Tough undulating sections in the heat of the day
The next section was 11km of climbing and descending and this is where the race really caught up with me (and a number of other competitors from what I have heard) and when I finally reached Vistabella I was poked. There was not a lot of tree cover on the course (as you might be able to see from the photos) and, although there was some wind around, a lot of the climbing was done up through valleys which at times felt a bit like mini-heat chambers. Also the pace of the race meant that we had been operating at a pretty high intensity for around 6 or so hours by now and this was catching up with me. I do not think I have been happier to see an aid station in a race before.
Vistabella is the first aid stations where I have ever sat down. NZ shared a table with the Norwegians and they were nice enough to give us some ice which I rubbed over my head and legs (this feels awesome by the way). After the better part of 5minutes recovering and getting some food in I was able to drag myself out and on to the final 25km of the race.
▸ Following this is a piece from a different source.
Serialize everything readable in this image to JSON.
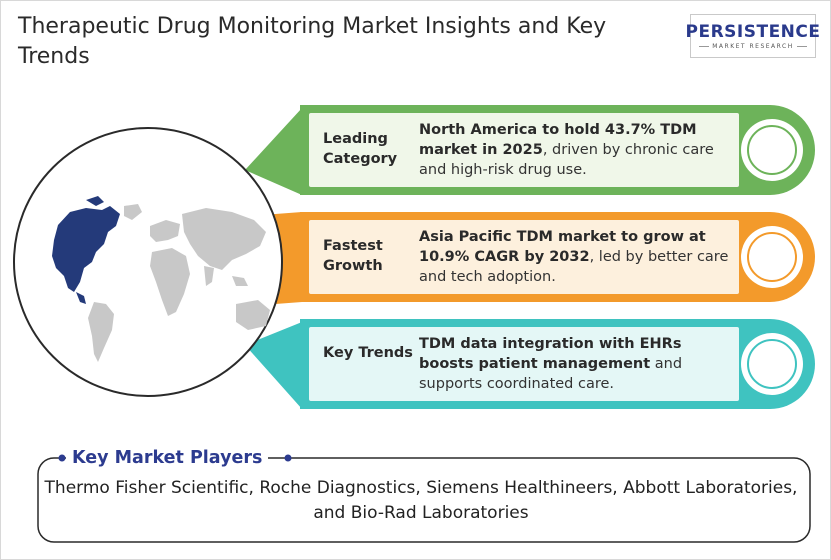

Slow going out of Vistabella
After Vistabella there was a very steep and technical descent, followed by a solid 600mD+ climb, which then lead into some forestry area. After a further smaller climb I found a second wind and the course became slightly more runnable. The section after Vistabella was 15km long and climbed (and descended) 1000mD+. This was the longest section of the race and but after that initial descent I found the rest of the section more runnable over grassy forest track (more similar to what I am used to running on) and found I was able to move pretty well through this section of the race.
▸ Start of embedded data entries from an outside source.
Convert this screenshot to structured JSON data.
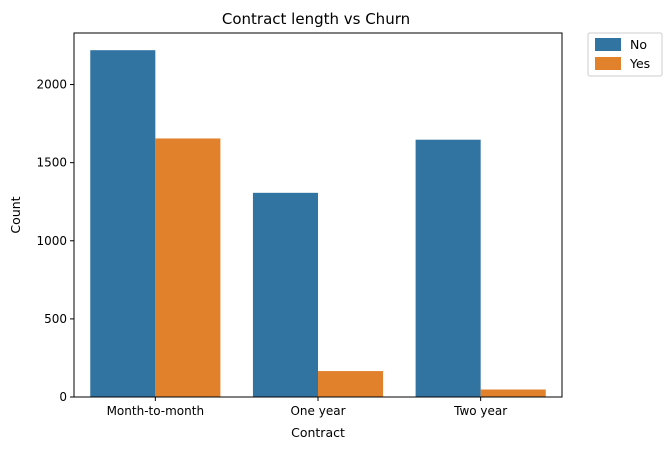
{
  "chart_data": {
    "type": "bar",
    "title": "Contract length vs Churn",
    "xlabel": "Contract",
    "ylabel": "Count",
    "categories": [
      "Month-to-month",
      "One year",
      "Two year"
    ],
    "series": [
      {
        "name": "No",
        "values": [
          2220,
          1307,
          1647
        ],
        "color": "#3274a1"
      },
      {
        "name": "Yes",
        "values": [
          1655,
          166,
          48
        ],
        "color": "#e1812c"
      }
    ],
    "ylim": [
      0,
      2330
    ],
    "yticks": [
      0,
      500,
      1000,
      1500,
      2000
    ],
    "grid": false,
    "legend_position": "outside-top-right"
  }
}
The heat I had mentioned before was less intense on the tops and although it was still sapping at times the weather also changed with some small periods of rain coming through over the last 20km and providing some welcome relief.
After passing the final drink station the course climbed a couple of small passes before descending to the finish. By this stage of the race we had caught up with some of the 108km runners and it was difficult to tell if the people you were seeing were in the World Chamos or one of the others events. The finish was at Sant Joan and after 9 hours and 46 minutes I was pretty happy to reach the line.
I finished 29th. While my goal had been top 20, and as close to top 10 as possible, on the day I feel as though this was a fair result for me given the competitors and course. There are a number of areas of my race which I still need to work on and which I feel could make me quicker overall. I am already looking forward to coming back in future years to compete on the world stage. Mel was 56th in the women’s race and a special mention should be made that this was a fantastic result in her first international ultra.
Finally, we had two great supports for the race, Steve and Sarah, who managed to provide us with great support at the respective aid stations, the finish line, and also in the week leading up to the race. Thanks again.
The Trail World Champs is a great event with fantastic competition. It is amazing to run a 87km race and be able to see competitors around you for the majority of the course. If anyone is keen to run for New Zealand at the World Champs in future please get in touch, I am happy to point you in the right direction for information/contacts. New Zealand has some great trail runners and I believe that if the right runners are keen New Zealand would put together some pretty solid teams to compete in future years (three males or three femalesare required to make up a team).
Finally, thanks to Altra NZ. I ran in Lone Peak 3.5’s and (as always) they were great over the varying terrain.